Add in thirteen years of being my best friend and I was friggin’ toast.
“Where do you want me to put this? And why don’t you have any furniture?”
I hauled myself off the floor. ?
?By the door is fine. In fact, put it in your car and take it home.”
Sage put down the jumbo watering can. “I will take it home, but only because it’s your home now too. Or did you forget that little fact?”
“Of course not.” I tucked a stray curl out of my face and back into my fraying French braid. Like a damn homing beacon, I couldn’t stop myself from crossing to the flowers. I brushed the back of my knuckles along the delicate lilac petals before curling my fingers back into my dirty palms. A fine later of dust caked my hands, arms, and knees from packing and hauling boxes. “And that’s why I didn’t need all this stuff.”
“We could have put it in storage,” Sage said with a flutter of hands.
I dabbed at the sweat on my forehead.

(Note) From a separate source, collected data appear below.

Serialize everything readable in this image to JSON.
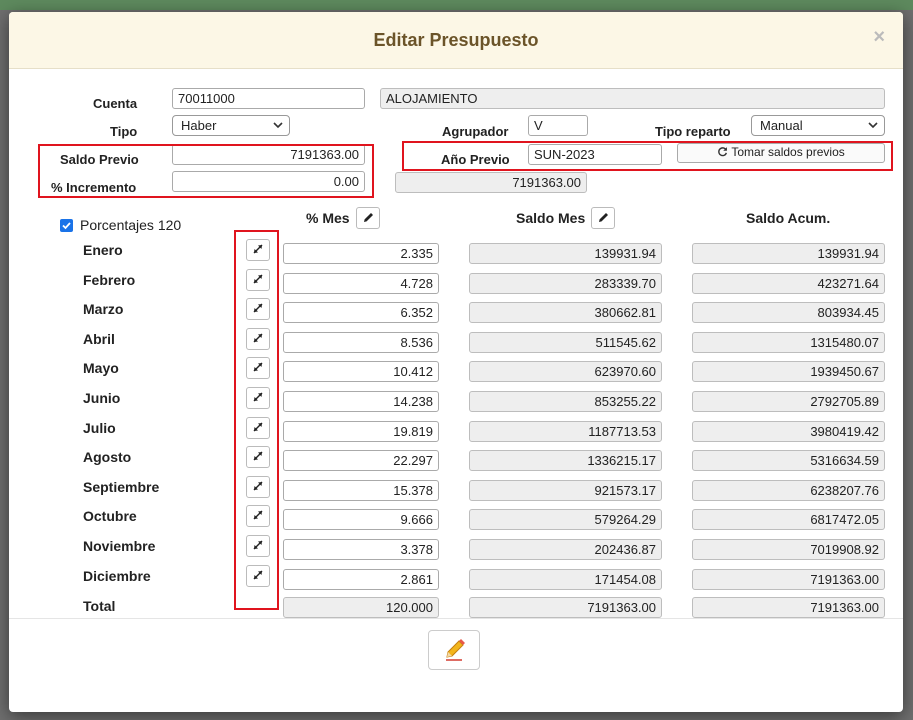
{
  "modal": {
    "title": "Editar Presupuesto",
    "close_symbol": "×"
  },
  "form": {
    "cuenta": {
      "label": "Cuenta",
      "value": "70011000",
      "description": "ALOJAMIENTO"
    },
    "tipo": {
      "label": "Tipo",
      "selected": "Haber"
    },
    "agrupador": {
      "label": "Agrupador",
      "value": "V"
    },
    "tipo_reparto": {
      "label": "Tipo reparto",
      "selected": "Manual"
    },
    "saldo_previo": {
      "label": "Saldo Previo",
      "value": "7191363.00"
    },
    "ano_previo": {
      "label": "Año Previo",
      "value": "SUN-2023",
      "computed": "7191363.00"
    },
    "tomar_saldos": {
      "label": "Tomar saldos previos",
      "icon": "refresh-icon"
    },
    "incremento": {
      "label": "% Incremento",
      "value": "0.00"
    },
    "porcentajes": {
      "label": "Porcentajes 120",
      "checked": true
    }
  },
  "table": {
    "headers": {
      "pct_mes": "% Mes",
      "saldo_mes": "Saldo Mes",
      "saldo_acum": "Saldo Acum."
    },
    "rows": [
      {
        "month": "Enero",
        "pct": "2.335",
        "saldo": "139931.94",
        "acum": "139931.94"
      },
      {
        "month": "Febrero",
        "pct": "4.728",
        "saldo": "283339.70",
        "acum": "423271.64"
      },
      {
        "month": "Marzo",
        "pct": "6.352",
        "saldo": "380662.81",
        "acum": "803934.45"
      },
      {
        "month": "Abril",
        "pct": "8.536",
        "saldo": "511545.62",
        "acum": "1315480.07"
      },
      {
        "month": "Mayo",
        "pct": "10.412",
        "saldo": "623970.60",
        "acum": "1939450.67"
      },
      {
        "month": "Junio",
        "pct": "14.238",
        "saldo": "853255.22",
        "acum": "2792705.89"
      },
      {
        "month": "Julio",
        "pct": "19.819",
        "saldo": "1187713.53",
        "acum": "3980419.42"
      },
      {
        "month": "Agosto",
        "pct": "22.297",
        "saldo": "1336215.17",
        "acum": "5316634.59"
      },
      {
        "month": "Septiembre",
        "pct": "15.378",
        "saldo": "921573.17",
        "acum": "6238207.76"
      },
      {
        "month": "Octubre",
        "pct": "9.666",
        "saldo": "579264.29",
        "acum": "6817472.05"
      },
      {
        "month": "Noviembre",
        "pct": "3.378",
        "saldo": "202436.87",
        "acum": "7019908.92"
      },
      {
        "month": "Diciembre",
        "pct": "2.861",
        "saldo": "171454.08",
        "acum": "7191363.00"
      }
    ],
    "total": {
      "label": "Total",
      "pct": "120.000",
      "saldo": "7191363.00",
      "acum": "7191363.00"
    }
  },
  "colors": {
    "highlight_border": "#e0141e",
    "header_bg": "#fcf7e6",
    "title": "#6b5429",
    "checkbox": "#1a73e8"
  }
}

I needed a shower something fierce. “None of it was worthy of storage.”
Her huge green eyes were about a blink away from tears. “There has to be something you want to keep.”
“Would that be the cracked Walmart lamp, or the sagging wicker round chair circa 1994?”
“Stop. You can’t throw everything away, dammit.”
Sage actually stomped her foot. It was sort of cute in a fluffy half unicorn, half pixie kind of way. The unicorn half was the one that had a little mettle behind her words. She wasn’t a pushover, even if she was the sweetest, most fanciful woman I knew.
“Some kids from the university came and took me up on my bargain basement deals.”
“You didn’t use Craigslist.”
When I didn’t disabuse her of that little statement, her eyebrows shot up.
“Are you insane? And why didn’t you wait until I got here?”
I shrugged. “Not like I couldn’t handle myself.”
“You are on a semi-secluded road a quarter mile away from the road and the lake. Anything could have happened.”